Behavior of the pgh_context_id field can be overridden in a similar way as other fields by using pghistory.ContextUUIDField and globally setting settings.PGHISTORY_CONTEXT_ID_FIELD or supplying the context_id_field argument to relevant functions.

Note

context_id_field can be None if you don’t want to track the UUID of the context or have a pgh_context_id field on your denormalized event models.

When using denormalized context, keep in mind that context tracking behavior is going to produce different results if your application overrides context keys. Take the following example:

with pghistory.context(key="val1"):
    # Do updates here that produce the first set of events

    with pghistory.context(key="val2"):
        # Do updates here that produce the second set of events

When using denormalized context, the first set of events will have key: "val1" in their context. The second set of events will have key: "val2". When using a shared context table, all events will have key: "val2".

Querying Context as Structured Fields

Context data is free-form JSON, but django-pghistory provides a pghistory.ProxyField utility that you can use to proxy JSON fields on event models.

Note

This feature only works on Django 3.2 and above.

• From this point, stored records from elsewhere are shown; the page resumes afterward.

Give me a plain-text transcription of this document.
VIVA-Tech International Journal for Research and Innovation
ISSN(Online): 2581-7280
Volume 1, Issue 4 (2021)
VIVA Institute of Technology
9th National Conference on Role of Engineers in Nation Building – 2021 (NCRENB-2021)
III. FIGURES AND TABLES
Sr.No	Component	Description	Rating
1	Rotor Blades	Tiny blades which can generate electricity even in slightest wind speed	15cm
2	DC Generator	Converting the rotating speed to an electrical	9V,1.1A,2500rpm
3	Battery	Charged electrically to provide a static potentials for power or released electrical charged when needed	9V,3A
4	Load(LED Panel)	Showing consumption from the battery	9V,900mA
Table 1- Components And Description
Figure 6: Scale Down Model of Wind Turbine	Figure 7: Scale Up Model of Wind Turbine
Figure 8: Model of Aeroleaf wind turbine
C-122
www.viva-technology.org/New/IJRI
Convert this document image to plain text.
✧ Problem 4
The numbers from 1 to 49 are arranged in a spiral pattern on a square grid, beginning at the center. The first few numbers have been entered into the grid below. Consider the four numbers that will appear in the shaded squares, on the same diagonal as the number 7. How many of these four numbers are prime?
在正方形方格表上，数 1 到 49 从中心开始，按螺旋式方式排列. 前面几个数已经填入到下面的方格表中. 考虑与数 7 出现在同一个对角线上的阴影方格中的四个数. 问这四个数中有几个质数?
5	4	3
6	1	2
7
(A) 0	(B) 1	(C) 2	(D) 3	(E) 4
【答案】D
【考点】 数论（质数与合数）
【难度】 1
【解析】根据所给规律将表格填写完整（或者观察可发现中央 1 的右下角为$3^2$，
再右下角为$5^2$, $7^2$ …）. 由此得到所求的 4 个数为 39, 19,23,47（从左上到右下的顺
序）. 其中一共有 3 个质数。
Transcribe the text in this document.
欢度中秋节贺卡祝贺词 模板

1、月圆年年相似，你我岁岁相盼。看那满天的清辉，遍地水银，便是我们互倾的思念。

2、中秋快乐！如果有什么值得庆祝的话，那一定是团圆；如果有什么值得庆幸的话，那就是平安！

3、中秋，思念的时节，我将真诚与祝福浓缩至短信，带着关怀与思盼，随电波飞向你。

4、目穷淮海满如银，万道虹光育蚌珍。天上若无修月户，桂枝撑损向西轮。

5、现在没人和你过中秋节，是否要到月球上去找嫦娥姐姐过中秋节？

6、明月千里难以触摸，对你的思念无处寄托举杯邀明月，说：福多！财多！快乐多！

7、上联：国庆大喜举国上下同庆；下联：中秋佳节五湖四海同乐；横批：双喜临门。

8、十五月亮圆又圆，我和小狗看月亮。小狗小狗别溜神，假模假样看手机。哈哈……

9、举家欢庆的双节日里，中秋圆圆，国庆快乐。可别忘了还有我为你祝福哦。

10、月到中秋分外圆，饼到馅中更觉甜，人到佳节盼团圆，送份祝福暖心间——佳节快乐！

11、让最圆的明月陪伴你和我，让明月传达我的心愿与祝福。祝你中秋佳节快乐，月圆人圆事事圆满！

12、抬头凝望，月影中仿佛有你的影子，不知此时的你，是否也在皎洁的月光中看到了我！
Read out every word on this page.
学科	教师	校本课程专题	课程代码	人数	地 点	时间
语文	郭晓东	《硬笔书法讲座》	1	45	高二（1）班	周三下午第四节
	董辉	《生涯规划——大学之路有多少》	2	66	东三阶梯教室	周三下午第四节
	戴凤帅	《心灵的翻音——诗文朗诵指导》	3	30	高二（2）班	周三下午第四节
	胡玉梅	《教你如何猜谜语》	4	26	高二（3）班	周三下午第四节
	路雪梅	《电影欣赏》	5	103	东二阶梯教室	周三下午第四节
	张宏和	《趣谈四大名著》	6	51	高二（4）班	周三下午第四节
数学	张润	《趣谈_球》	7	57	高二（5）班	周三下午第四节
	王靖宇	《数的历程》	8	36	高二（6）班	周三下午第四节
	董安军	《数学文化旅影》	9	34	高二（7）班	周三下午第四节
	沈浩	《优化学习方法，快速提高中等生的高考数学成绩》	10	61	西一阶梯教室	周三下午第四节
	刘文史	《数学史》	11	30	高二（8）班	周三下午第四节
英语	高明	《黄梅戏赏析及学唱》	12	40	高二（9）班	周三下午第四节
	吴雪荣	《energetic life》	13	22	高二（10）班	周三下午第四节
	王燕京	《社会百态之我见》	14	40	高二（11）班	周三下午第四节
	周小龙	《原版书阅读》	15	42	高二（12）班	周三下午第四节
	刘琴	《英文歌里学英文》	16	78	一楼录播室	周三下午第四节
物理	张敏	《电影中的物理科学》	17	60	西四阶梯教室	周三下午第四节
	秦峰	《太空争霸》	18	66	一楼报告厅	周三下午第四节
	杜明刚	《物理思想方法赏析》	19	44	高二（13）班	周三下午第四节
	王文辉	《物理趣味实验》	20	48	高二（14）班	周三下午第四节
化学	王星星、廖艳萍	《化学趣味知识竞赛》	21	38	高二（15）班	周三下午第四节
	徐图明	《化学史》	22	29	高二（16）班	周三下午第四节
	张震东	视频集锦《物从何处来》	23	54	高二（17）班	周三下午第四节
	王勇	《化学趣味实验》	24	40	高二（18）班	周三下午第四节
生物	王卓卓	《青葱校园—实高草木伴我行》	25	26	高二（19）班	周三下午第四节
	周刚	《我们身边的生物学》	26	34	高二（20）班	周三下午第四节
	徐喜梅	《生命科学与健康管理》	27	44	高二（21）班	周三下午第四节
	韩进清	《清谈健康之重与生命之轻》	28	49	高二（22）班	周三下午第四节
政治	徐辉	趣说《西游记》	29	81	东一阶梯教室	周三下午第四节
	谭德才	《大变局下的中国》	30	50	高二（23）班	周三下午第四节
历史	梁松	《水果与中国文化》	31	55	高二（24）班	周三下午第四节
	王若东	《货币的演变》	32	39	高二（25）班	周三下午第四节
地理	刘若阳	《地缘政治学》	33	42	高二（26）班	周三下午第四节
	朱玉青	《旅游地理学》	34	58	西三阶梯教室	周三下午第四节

For example, let’s create a snapshot tracker of a model and then proxy the user key from the context in an event model:

@pghistory.track(pghistory.Snapshot())
class MyModel(models.model):
    ...

class MyModelSnapshotProxy(MyModel.pgh_event_model):
    user = pghistory.ProxyField(
        "pgh_context__metadata__user",
        models.ForeignKey(
            settings.AUTH_USER_MODEL,
            on_delete=models.DO_NOTHING,
            help_text="The user associated with the event.",
        ),
    )

    class Meta:
        proxy = True

Tip

You can use the pgh_event_model attribute of the tracked model as a quick way to inherit the generated event model like above.

Above we’ve proxied the pgh_context__metadata__user attribute through a ForeignKey field. This allows us to now treat the user attribute in our context as a foreign key:

MyEventProxy.objects.values("user__email")

pghistory.ProxyField is just taking a relationship and proxying it to a field. If, for example, you use denormalized context, the relationship would be pgh_context__user.

Tip

Any relationship can be proxied with this utility, not just JSON fields.

Debugging

There are a few ways in which event model attributes can be changed, whether through global settings, pghistory.track or pghistory.create_event_model overrides, or through directly overriding the fields on a base model.

In order to debug how configuration affects your event models, we recommend running makemigrations after a change and closely inspecting the output to see what happened.